Billy Holland will make his 200th appearance for Munster when he lines out against Connacht in Saturday’s crucial Guinness PRO14 game at the Galway Sportsground.
His first cap came in 2007 and in the intervening years the 33-year-old has gained an enviable reputation as an ultra reliable and committed player, equally at home in the second and third rows of the scrum at the highest level of the game.
“Yeah, I’m getting younger with age, the body is good and the head is good,” says Holland, who learned his trade at CBC and Cork Constitution while representing his country at schools, 19s, 21s, Emerging Ireland and senior levels.
It’s a distinguished record and judging by the positive manner in which he spoke this week, the versatile and committed 6 ft 3 inch, 17 stone 6 lbs Corkman sees no good reason why it shouldn’t be further enhanced.
“Two hundred is a lot of games for Munster, isn’t it, and I remember the first. It was against Scarlets – or Llanelli as they were then – at Musgrave Park.
"We played Dragons the following week and Axel (the late Anthony Foley) was captain for those games. We won both. I played 6 and he was 8.

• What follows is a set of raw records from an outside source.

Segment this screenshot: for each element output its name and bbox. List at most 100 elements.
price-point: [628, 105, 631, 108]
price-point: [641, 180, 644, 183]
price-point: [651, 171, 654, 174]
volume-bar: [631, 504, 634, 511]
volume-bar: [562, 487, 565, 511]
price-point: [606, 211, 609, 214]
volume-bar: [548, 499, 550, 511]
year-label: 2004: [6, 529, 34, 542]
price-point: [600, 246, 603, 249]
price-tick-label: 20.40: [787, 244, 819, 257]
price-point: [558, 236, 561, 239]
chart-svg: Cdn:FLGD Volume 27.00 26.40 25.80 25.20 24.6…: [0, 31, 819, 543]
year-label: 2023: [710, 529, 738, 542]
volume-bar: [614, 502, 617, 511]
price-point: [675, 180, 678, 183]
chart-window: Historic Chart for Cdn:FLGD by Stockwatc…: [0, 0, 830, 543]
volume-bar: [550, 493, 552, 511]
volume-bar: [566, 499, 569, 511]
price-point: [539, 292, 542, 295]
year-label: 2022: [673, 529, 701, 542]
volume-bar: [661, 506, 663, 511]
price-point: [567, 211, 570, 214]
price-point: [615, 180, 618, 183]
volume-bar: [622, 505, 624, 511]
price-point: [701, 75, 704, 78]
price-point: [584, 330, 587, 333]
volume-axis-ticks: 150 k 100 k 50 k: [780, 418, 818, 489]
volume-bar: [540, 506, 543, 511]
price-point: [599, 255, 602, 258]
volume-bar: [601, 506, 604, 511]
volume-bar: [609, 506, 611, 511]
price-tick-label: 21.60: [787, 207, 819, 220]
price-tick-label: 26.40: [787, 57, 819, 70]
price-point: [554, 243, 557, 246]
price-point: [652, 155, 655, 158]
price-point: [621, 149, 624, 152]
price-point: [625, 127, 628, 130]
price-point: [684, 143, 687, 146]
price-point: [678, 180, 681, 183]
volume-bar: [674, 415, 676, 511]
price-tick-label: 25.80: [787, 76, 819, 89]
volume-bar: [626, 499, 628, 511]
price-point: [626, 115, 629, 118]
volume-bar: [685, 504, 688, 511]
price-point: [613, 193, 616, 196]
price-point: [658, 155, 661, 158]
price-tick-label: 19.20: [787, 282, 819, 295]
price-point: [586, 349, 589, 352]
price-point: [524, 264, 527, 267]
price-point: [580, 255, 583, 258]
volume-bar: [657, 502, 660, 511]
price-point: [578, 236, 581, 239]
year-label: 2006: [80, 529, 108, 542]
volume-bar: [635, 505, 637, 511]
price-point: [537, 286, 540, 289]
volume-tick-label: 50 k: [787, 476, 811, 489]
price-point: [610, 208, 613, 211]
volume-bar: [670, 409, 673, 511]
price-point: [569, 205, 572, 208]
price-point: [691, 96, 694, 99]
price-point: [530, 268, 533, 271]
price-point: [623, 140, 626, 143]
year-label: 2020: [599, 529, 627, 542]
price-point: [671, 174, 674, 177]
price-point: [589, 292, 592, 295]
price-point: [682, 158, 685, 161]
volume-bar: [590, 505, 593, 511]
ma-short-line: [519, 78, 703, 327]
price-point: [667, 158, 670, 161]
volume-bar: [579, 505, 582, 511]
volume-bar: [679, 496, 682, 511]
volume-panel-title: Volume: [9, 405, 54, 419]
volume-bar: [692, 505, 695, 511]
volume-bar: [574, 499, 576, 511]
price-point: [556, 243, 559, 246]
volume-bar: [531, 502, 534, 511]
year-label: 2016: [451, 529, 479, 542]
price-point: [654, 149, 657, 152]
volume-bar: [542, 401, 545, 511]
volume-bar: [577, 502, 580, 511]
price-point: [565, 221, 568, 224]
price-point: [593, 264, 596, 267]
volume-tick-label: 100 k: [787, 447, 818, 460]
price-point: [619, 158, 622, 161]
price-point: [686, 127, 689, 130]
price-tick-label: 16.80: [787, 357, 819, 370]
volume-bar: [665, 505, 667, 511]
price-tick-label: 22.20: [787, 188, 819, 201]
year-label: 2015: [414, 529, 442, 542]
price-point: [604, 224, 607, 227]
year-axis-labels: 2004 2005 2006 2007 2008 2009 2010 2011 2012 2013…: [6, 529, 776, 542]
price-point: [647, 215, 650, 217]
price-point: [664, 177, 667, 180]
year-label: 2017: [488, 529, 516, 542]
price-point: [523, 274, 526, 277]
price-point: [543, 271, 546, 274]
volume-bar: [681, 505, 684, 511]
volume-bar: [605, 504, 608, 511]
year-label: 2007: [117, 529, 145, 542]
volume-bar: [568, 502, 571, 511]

"I can also remember my 100th cap, it was against Connacht in Galway and we lost. I played in the second-row that day with Paulie (O’Connell) ... we went 14 points up in shocking conditions but they came back and beat us.
It was intimidating at the start, playing with people like Axel, Paulie, Rog (Ronan O’Gara) but it was also brilliant and a dream come true to get to train with them and do a full pre-season with them.
"They had been over to Chicago that summer and John O’Sullivan did his cruciate. The first competitive game was the following week and I was straight in at the deep end.
“No, it didn’t continue like that for me. I was two caps, four caps, eight caps, I’d play during the Six Nations and the Autumn internationals.
"Paulie, Donncha (O’Callaghan), Micko (O’Driscoll), Donnacha (Ryan) were all ahead of me.
"I played a lot in the back-row at the start but there you had Wally (David Wallace), Quinny (Alan Quinlan), James Coughlan, Denis Leamy ... there was incredible competition.”
Nevertheless, there were great occasions – not least the never-to-be-forgotten game against the All Blacks in 2008 when he and his underestimated teammates only relented in the face of the New Zealand onslaught in the dying minutes.
“I suppose it’s a dream at the start when you’re wearing the red jersey and playing for Munster and training with your heroes but I wasn’t getting the same amount of game-time as I wanted.
"It was around 2011, 2012, and I was very close to going to a club in the UK. On the night before I had to decide, I decided to toss a coin and it came to go to the UK.
"So I tossed it another 49 times and I think it ended up 26-24 in favour of Munster!
“But seriously, there were other reasons for staying, like my family were all in Cork and my now-wife was in Ireland. And I wasn’t ready to go until I had achieved a lot of my targets with Munster.
"There was that dark December and we lost five in a row and didn’t get a bonus point in any of them.
"We were about to set a record for the most losses ever and then we beat Ulster and I got to play for the next couple of years or so.
“You have young fellows here now of 19 and 20 who get a bit down with only one or two caps but I was 22 when I got my first and it has taken me something like 11 years to get these 200 caps.
"I had patience, stubbornness, determination and I worked hard.”
He keeps proving that point to such an extent he is either still in the starting team or on the bench for Munster’s most important matches and was there again at the end of Saturday’s rip-roaring encounter against Leinster.
Another Christians Cork man even more central to the stories emanating from the game was referee Frank Murphy, who captained the UCC team in Holland’s first senior club game as an 18-year-old against Malone in Belfast.
“An Interpro is always a hard game for a referee. This was was a tough game with a lot of spice and I thought he handled it well,” said Holland.
“There was a lot of spice in it and much of what happened was unlike Leinster, who had only one yellow card all season up to then.
“There was no intent in the red card, but it happened and that’s the way the game is today.”